The forum was well received at the school.

“It’s wonderful to see someone who went through an experience like theirs and took it upon themselves to help others,” said Tom Schneider, director of finance and operations at Ethel Walker.

The Woodruffs now work to help injured military men and women. Both husband and wife have organized the Bob Woodruff Family Fund for Traumatic Brain Injury, or the BWFF. The money goes to military members who have suffered traumatic brain injuries to help them pay for rehabilitation and treatment.

“They deserve not only the highest level of respect, but also the highest level of treatment once they get back home,” Bob Woodruff said.

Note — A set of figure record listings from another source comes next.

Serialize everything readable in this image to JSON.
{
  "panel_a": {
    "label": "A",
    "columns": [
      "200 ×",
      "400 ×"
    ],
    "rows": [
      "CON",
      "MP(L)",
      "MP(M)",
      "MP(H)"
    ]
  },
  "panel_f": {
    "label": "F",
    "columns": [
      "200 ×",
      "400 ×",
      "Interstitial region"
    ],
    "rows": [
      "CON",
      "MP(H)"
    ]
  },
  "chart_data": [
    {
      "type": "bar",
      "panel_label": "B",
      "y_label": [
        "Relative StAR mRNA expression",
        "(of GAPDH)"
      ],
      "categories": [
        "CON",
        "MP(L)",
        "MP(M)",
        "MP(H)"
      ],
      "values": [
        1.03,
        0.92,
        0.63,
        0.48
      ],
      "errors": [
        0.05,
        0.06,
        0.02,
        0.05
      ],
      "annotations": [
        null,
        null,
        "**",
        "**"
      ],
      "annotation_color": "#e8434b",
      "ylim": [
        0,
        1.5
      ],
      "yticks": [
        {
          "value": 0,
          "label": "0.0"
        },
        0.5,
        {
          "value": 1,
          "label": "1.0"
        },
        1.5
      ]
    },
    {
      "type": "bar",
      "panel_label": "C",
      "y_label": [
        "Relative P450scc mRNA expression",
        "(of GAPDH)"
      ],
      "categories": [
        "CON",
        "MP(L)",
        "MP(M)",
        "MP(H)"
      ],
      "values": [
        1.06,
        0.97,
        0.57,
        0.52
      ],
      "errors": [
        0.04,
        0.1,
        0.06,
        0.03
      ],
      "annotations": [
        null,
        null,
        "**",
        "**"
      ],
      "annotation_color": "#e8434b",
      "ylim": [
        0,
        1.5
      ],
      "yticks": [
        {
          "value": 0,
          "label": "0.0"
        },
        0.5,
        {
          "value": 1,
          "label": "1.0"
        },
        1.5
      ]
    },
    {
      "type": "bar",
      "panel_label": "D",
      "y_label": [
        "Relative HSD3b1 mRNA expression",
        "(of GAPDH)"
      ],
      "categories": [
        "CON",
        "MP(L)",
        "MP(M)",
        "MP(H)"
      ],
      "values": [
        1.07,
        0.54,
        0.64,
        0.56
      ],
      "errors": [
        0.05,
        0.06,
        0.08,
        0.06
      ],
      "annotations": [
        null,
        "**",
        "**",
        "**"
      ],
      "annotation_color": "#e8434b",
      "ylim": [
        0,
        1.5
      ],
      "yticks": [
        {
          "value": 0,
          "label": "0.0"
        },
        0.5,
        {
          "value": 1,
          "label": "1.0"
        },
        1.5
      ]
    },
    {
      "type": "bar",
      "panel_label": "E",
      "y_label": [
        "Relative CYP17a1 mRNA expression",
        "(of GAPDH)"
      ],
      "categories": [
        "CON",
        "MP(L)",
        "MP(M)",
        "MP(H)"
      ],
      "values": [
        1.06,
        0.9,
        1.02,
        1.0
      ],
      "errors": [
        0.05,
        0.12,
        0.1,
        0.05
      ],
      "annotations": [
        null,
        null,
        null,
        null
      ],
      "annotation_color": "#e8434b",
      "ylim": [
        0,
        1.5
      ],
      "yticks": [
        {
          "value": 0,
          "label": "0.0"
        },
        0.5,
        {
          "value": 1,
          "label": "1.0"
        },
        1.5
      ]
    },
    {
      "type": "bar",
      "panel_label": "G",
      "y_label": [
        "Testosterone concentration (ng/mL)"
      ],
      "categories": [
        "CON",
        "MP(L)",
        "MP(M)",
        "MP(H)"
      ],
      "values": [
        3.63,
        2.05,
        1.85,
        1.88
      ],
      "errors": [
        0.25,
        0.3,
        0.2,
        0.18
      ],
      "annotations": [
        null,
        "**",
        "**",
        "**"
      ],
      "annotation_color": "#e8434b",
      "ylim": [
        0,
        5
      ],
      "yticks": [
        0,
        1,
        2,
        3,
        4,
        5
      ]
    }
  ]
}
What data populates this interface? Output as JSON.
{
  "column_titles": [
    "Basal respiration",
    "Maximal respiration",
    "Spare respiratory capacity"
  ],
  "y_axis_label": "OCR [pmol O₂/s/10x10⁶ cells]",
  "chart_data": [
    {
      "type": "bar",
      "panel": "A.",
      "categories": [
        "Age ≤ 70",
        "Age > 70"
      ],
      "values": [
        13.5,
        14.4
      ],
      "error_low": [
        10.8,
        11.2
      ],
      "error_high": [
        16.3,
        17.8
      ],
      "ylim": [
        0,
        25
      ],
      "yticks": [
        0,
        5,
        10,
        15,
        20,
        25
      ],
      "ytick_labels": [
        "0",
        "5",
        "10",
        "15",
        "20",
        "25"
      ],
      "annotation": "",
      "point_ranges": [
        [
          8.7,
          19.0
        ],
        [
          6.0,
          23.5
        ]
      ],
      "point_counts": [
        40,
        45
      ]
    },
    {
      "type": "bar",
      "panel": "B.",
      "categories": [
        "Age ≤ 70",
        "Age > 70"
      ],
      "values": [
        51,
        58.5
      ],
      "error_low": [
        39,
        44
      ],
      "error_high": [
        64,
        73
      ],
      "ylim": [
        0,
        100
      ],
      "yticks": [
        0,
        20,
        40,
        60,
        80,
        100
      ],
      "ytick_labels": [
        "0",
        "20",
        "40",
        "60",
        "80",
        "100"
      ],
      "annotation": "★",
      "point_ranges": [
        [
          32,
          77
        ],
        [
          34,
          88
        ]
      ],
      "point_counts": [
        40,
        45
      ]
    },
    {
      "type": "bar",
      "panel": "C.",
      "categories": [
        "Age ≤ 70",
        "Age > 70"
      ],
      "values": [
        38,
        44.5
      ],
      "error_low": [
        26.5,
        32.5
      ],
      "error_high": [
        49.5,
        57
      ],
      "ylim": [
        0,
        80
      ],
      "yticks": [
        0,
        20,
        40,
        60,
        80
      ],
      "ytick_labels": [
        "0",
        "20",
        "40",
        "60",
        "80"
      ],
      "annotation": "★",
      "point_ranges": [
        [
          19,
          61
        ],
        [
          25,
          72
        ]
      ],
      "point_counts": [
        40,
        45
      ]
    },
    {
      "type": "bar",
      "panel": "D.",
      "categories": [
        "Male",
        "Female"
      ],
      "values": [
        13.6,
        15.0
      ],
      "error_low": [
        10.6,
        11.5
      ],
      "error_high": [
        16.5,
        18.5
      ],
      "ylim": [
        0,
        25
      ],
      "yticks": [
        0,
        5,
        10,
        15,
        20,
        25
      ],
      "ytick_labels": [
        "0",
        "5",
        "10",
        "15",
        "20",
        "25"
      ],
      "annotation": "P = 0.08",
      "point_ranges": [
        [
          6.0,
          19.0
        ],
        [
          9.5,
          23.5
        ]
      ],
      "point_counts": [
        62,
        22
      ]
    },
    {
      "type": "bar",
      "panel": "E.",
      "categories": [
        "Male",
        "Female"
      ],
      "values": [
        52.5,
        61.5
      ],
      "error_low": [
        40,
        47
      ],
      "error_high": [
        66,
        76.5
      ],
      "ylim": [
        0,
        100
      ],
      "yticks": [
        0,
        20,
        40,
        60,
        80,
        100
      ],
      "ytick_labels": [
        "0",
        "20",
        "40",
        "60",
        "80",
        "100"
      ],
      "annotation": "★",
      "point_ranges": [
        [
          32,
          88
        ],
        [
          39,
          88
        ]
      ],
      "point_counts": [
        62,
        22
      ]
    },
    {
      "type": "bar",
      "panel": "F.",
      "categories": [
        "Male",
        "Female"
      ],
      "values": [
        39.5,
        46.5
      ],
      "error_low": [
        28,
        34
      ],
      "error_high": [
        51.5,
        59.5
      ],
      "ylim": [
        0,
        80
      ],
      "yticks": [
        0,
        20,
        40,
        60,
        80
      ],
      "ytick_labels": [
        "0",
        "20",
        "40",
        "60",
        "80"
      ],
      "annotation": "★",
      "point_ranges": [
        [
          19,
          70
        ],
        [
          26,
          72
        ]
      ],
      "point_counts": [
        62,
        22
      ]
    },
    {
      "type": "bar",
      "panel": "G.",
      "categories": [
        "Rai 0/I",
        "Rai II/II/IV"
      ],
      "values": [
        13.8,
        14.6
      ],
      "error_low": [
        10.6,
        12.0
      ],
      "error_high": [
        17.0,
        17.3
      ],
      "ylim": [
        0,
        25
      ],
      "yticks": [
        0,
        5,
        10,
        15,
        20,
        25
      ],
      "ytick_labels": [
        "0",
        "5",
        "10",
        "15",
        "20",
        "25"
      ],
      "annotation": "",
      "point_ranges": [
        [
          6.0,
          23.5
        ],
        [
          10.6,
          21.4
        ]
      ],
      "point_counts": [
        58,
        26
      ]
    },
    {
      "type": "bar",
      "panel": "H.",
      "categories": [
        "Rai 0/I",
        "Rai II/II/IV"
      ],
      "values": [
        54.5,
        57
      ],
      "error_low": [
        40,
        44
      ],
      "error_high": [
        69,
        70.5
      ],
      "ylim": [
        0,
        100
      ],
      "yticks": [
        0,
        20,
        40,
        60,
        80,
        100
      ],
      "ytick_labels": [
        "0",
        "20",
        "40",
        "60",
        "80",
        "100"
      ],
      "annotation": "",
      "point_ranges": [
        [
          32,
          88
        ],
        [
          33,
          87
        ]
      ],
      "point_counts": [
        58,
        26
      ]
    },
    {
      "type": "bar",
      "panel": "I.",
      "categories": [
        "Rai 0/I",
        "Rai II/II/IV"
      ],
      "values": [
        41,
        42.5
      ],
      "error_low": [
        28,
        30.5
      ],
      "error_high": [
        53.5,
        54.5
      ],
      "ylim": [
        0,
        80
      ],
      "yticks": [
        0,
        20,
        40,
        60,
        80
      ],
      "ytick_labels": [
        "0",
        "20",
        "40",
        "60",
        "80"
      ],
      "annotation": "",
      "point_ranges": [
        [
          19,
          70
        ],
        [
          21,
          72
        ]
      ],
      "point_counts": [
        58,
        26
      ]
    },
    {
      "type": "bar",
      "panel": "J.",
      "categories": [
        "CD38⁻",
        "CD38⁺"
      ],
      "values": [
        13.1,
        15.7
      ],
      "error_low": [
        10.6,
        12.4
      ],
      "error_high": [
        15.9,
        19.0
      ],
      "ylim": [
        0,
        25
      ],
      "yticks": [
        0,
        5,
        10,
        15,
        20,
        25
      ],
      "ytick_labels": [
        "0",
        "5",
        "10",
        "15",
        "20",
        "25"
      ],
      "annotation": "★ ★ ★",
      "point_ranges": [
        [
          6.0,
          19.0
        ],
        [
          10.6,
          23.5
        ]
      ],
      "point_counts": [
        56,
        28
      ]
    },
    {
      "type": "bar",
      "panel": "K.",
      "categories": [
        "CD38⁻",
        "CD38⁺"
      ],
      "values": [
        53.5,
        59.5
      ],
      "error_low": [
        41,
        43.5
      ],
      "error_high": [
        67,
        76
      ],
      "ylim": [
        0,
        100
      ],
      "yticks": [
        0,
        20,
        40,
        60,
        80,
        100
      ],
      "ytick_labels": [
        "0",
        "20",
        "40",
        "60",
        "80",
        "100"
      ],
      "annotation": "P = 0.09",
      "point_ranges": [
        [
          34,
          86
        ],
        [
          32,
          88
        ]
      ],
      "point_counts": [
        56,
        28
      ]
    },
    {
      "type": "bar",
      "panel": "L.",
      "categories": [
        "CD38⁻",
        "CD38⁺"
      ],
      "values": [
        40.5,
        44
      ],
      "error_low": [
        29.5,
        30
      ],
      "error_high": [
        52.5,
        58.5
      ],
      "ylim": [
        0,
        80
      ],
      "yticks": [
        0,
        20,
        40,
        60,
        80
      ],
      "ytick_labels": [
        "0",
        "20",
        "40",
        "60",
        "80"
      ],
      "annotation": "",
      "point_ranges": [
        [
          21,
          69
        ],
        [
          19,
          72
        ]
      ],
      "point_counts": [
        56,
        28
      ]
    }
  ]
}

The couple have also collaborated on the book, “In An Instant,” which tells the story of the aftermath of his injury and how the family coped. “Ours is a story of a marriage without it being whitewashed because even the best of marriages aren’t perfect,” Lee Woodruff said.

The original draft of the book contained more than 900 pages, Bob Woodruff said, and after the editing was done and the number of pages condensed, it seemed like he was causing Lee grief “every other day.”

The Woodruffs loving banter and the ability to finish each other’s sentences kept the audience laughing.

“I thought it was excellent,” said Sylvia Newton, who came to see the Woodruffs speak. “They both had a tremendous sense of humor. There was nothing wrong with his speech at all.”

Thanks to immediate expert care and a loving support system, Bob Woodruff has recovered and returned to his career. With their foundation, the Woodruffs plan to help other TBI victims do the same.

Rachel Glogowski and Beth Pond are Reporters for Youth Journalism International.